FRUSTRATION ENDS UN MEETING ON PLASTICS
28 november 2023
As all 2,000 participants headed home after the third meeting of the United Nations Intergovernmental Negotiating Committee (UNEP) on Plastic Pollution (INC-3), disappointment reigned. Initially, progress seemed to have been made, but it was overshadowed by failed negotiations on the final day. The ultimate goal of the convention – ending plastic pollution – did not come any closer during the session held from 13 to 19 November in Nairobi, Kenya.
Differences of opinion flared up over how much, and even if, plastic production should be reduced, an idea that did figure prominently in the zero draft of the treaty published by the UN last September.
Indeed, plastic-producing (oil) countries and industries claim that production has nothing to do with pollution. “That is an illogical argument, because if you produce more plastic, you have more plastic waste,” says our director Maria Westerbos, who was there in Kenya.
INTERNATIONAL TREATY ON PLASTIC POLLUTION ENCOUNTERS BUMPS, BUT KEEPS MOVING FORWARD
“It was a small step forward and a missed opportunity to make real progress on the supposed timeline,” says Maria Westerbos. “Still, I don’t see it bleak. That’s how meetings go when the stakes are high.”

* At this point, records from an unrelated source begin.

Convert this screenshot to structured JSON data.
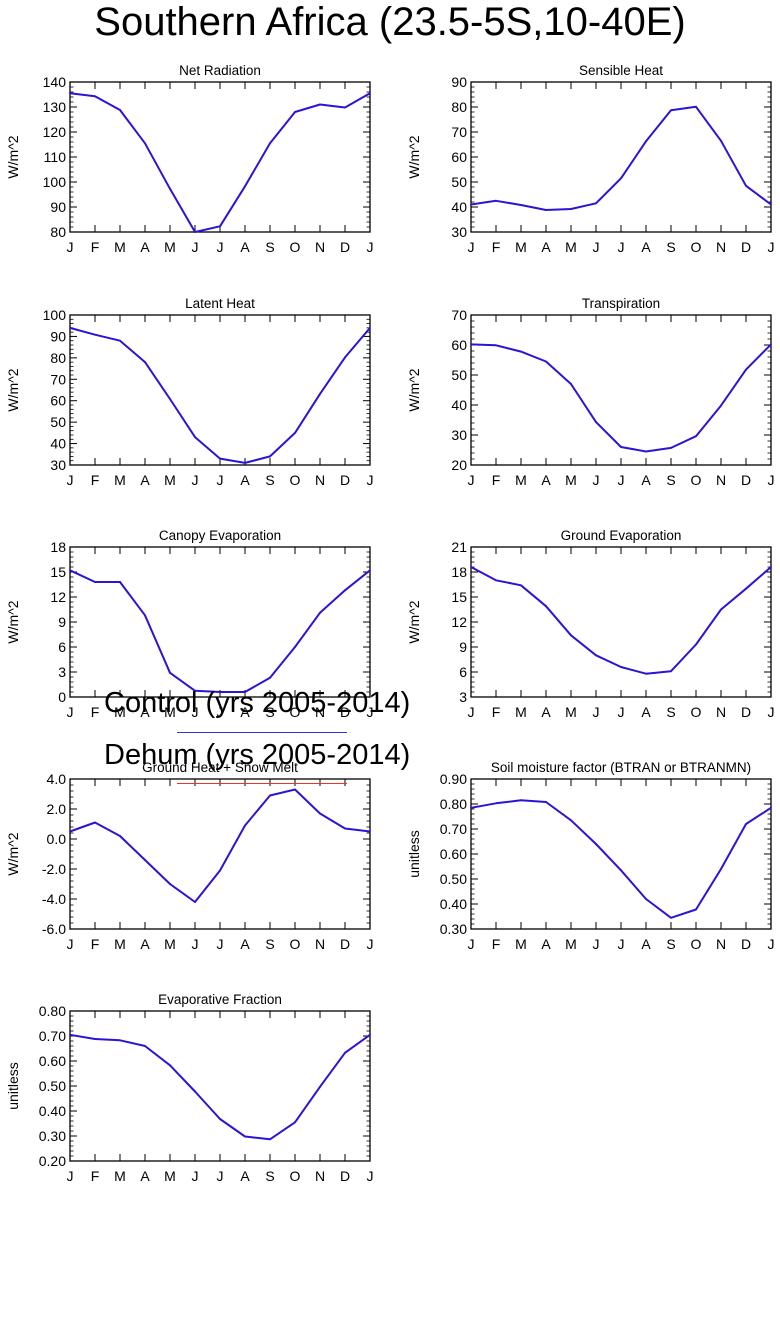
{
  "title": "Southern Africa (23.5-5S,10-40E)",
  "legend": [
    {
      "label": "Control (yrs 2005-2014)",
      "color": "#3333dd"
    },
    {
      "label": "Dehum (yrs 2005-2014)",
      "color": "#ee3322"
    }
  ],
  "chart_data": [
    {
      "type": "line",
      "title": "Net Radiation",
      "ylabel": "W/m^2",
      "categories": [
        "J",
        "F",
        "M",
        "A",
        "M",
        "J",
        "J",
        "A",
        "S",
        "O",
        "N",
        "D",
        "J"
      ],
      "ylim": [
        80,
        140
      ],
      "yticks": [
        80,
        90,
        100,
        110,
        120,
        130,
        140
      ],
      "ytick_labels": [
        "80",
        "90",
        "100",
        "110",
        "120",
        "130",
        "140"
      ],
      "series": [
        {
          "name": "Control (yrs 2005-2014)",
          "color": "#2a14d6",
          "values": [
            135.5,
            134.3,
            128.8,
            115.5,
            97.3,
            80,
            82.3,
            98.3,
            115.5,
            128,
            131,
            129.8,
            135.5
          ]
        }
      ]
    },
    {
      "type": "line",
      "title": "Sensible Heat",
      "ylabel": "W/m^2",
      "categories": [
        "J",
        "F",
        "M",
        "A",
        "M",
        "J",
        "J",
        "A",
        "S",
        "O",
        "N",
        "D",
        "J"
      ],
      "ylim": [
        30,
        90
      ],
      "yticks": [
        30,
        40,
        50,
        60,
        70,
        80,
        90
      ],
      "ytick_labels": [
        "30",
        "40",
        "50",
        "60",
        "70",
        "80",
        "90"
      ],
      "series": [
        {
          "name": "Control (yrs 2005-2014)",
          "color": "#2a14d6",
          "values": [
            41,
            42.5,
            40.8,
            38.8,
            39.2,
            41.5,
            51.5,
            66.3,
            78.7,
            80.1,
            66.5,
            48.5,
            41
          ]
        }
      ]
    },
    {
      "type": "line",
      "title": "Latent Heat",
      "ylabel": "W/m^2",
      "categories": [
        "J",
        "F",
        "M",
        "A",
        "M",
        "J",
        "J",
        "A",
        "S",
        "O",
        "N",
        "D",
        "J"
      ],
      "ylim": [
        30,
        100
      ],
      "yticks": [
        30,
        40,
        50,
        60,
        70,
        80,
        90,
        100
      ],
      "ytick_labels": [
        "30",
        "40",
        "50",
        "60",
        "70",
        "80",
        "90",
        "100"
      ],
      "series": [
        {
          "name": "Control (yrs 2005-2014)",
          "color": "#2a14d6",
          "values": [
            94,
            90.8,
            88,
            78,
            60.8,
            43,
            33,
            31,
            34,
            45,
            63.2,
            80.2,
            94
          ]
        }
      ]
    },
    {
      "type": "line",
      "title": "Transpiration",
      "ylabel": "W/m^2",
      "categories": [
        "J",
        "F",
        "M",
        "A",
        "M",
        "J",
        "J",
        "A",
        "S",
        "O",
        "N",
        "D",
        "J"
      ],
      "ylim": [
        20,
        70
      ],
      "yticks": [
        20,
        30,
        40,
        50,
        60,
        70
      ],
      "ytick_labels": [
        "20",
        "30",
        "40",
        "50",
        "60",
        "70"
      ],
      "series": [
        {
          "name": "Control (yrs 2005-2014)",
          "color": "#2a14d6",
          "values": [
            60.2,
            59.9,
            57.8,
            54.5,
            47,
            34.3,
            26,
            24.5,
            25.7,
            29.6,
            39.8,
            51.8,
            60.2
          ]
        }
      ]
    },
    {
      "type": "line",
      "title": "Canopy Evaporation",
      "ylabel": "W/m^2",
      "categories": [
        "J",
        "F",
        "M",
        "A",
        "M",
        "J",
        "J",
        "A",
        "S",
        "O",
        "N",
        "D",
        "J"
      ],
      "ylim": [
        0,
        18
      ],
      "yticks": [
        0,
        3,
        6,
        9,
        12,
        15,
        18
      ],
      "ytick_labels": [
        "0",
        "3",
        "6",
        "9",
        "12",
        "15",
        "18"
      ],
      "series": [
        {
          "name": "Control (yrs 2005-2014)",
          "color": "#2a14d6",
          "values": [
            15.2,
            13.8,
            13.8,
            9.8,
            2.9,
            0.75,
            0.6,
            0.6,
            2.3,
            6,
            10.1,
            12.8,
            15.2
          ]
        }
      ]
    },
    {
      "type": "line",
      "title": "Ground Evaporation",
      "ylabel": "W/m^2",
      "categories": [
        "J",
        "F",
        "M",
        "A",
        "M",
        "J",
        "J",
        "A",
        "S",
        "O",
        "N",
        "D",
        "J"
      ],
      "ylim": [
        3,
        21
      ],
      "yticks": [
        3,
        6,
        9,
        12,
        15,
        18,
        21
      ],
      "ytick_labels": [
        "3",
        "6",
        "9",
        "12",
        "15",
        "18",
        "21"
      ],
      "series": [
        {
          "name": "Control (yrs 2005-2014)",
          "color": "#2a14d6",
          "values": [
            18.6,
            17,
            16.4,
            13.9,
            10.4,
            8,
            6.6,
            5.8,
            6.1,
            9.3,
            13.5,
            16,
            18.6
          ]
        }
      ]
    },
    {
      "type": "line",
      "title": "Ground Heat + Snow Melt",
      "ylabel": "W/m^2",
      "categories": [
        "J",
        "F",
        "M",
        "A",
        "M",
        "J",
        "J",
        "A",
        "S",
        "O",
        "N",
        "D",
        "J"
      ],
      "ylim": [
        -6,
        4
      ],
      "yticks": [
        -6,
        -4,
        -2,
        0,
        2,
        4
      ],
      "ytick_labels": [
        "-6.0",
        "-4.0",
        "-2.0",
        "0.0",
        "2.0",
        "4.0"
      ],
      "series": [
        {
          "name": "Control (yrs 2005-2014)",
          "color": "#2a14d6",
          "values": [
            0.5,
            1.1,
            0.2,
            -1.4,
            -3,
            -4.2,
            -2.1,
            0.9,
            2.9,
            3.3,
            1.7,
            0.7,
            0.5
          ]
        }
      ]
    },
    {
      "type": "line",
      "title": "Soil moisture factor (BTRAN or BTRANMN)",
      "ylabel": "unitless",
      "categories": [
        "J",
        "F",
        "M",
        "A",
        "M",
        "J",
        "J",
        "A",
        "S",
        "O",
        "N",
        "D",
        "J"
      ],
      "ylim": [
        0.3,
        0.9
      ],
      "yticks": [
        0.3,
        0.4,
        0.5,
        0.6,
        0.7,
        0.8,
        0.9
      ],
      "ytick_labels": [
        "0.30",
        "0.40",
        "0.50",
        "0.60",
        "0.70",
        "0.80",
        "0.90"
      ],
      "series": [
        {
          "name": "Control (yrs 2005-2014)",
          "color": "#2a14d6",
          "values": [
            0.785,
            0.803,
            0.815,
            0.808,
            0.735,
            0.64,
            0.535,
            0.42,
            0.345,
            0.378,
            0.54,
            0.72,
            0.785
          ]
        }
      ]
    },
    {
      "type": "line",
      "title": "Evaporative Fraction",
      "ylabel": "unitless",
      "categories": [
        "J",
        "F",
        "M",
        "A",
        "M",
        "J",
        "J",
        "A",
        "S",
        "O",
        "N",
        "D",
        "J"
      ],
      "ylim": [
        0.2,
        0.8
      ],
      "yticks": [
        0.2,
        0.3,
        0.4,
        0.5,
        0.6,
        0.7,
        0.8
      ],
      "ytick_labels": [
        "0.20",
        "0.30",
        "0.40",
        "0.50",
        "0.60",
        "0.70",
        "0.80"
      ],
      "series": [
        {
          "name": "Control (yrs 2005-2014)",
          "color": "#2a14d6",
          "values": [
            0.705,
            0.688,
            0.683,
            0.66,
            0.583,
            0.478,
            0.368,
            0.298,
            0.287,
            0.355,
            0.497,
            0.633,
            0.705
          ]
        }
      ]
    }
  ]
}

The Plastic Health Council, a collaboration of Plastic Soup Foundation and Plastic Planet, organised a well-attended side event focusing on the effects of plastic and the chemical additives in it. We published an open letter in The Daily Telegraph signed by 20 prominent scientists from around the world. In it, they called for this “once in a lifetime opportunity” to ensure that the agreement is strong enough to protect the health of future generations.
Dr Pete Myers, chief scientist at Environmental Health Sciences and member of the Plastic Health Council, said, “What started as an almost invisible trickle at the beginning of the 20th century has now grown into a monstrous tsunami in the 21st. Plastic and plastic chemicals have spread like a plague to every part of our planet, even into our bodies with levels known to be dangerous. Yet industry projections based on ‘business as usual’ expect the amount of plastic being made to double by the middle of this century. “
INC-3 was the third of five meetings organised to create an international, legally binding treaty to stop the world’s plastic pollution. The next meeting (INC-4) is scheduled for April 2024 in Ottawa, Ontario.
Negotiators plan to reach consensus by the end of 2024 at INC-5, which will take place next November in Seoul, South Korea.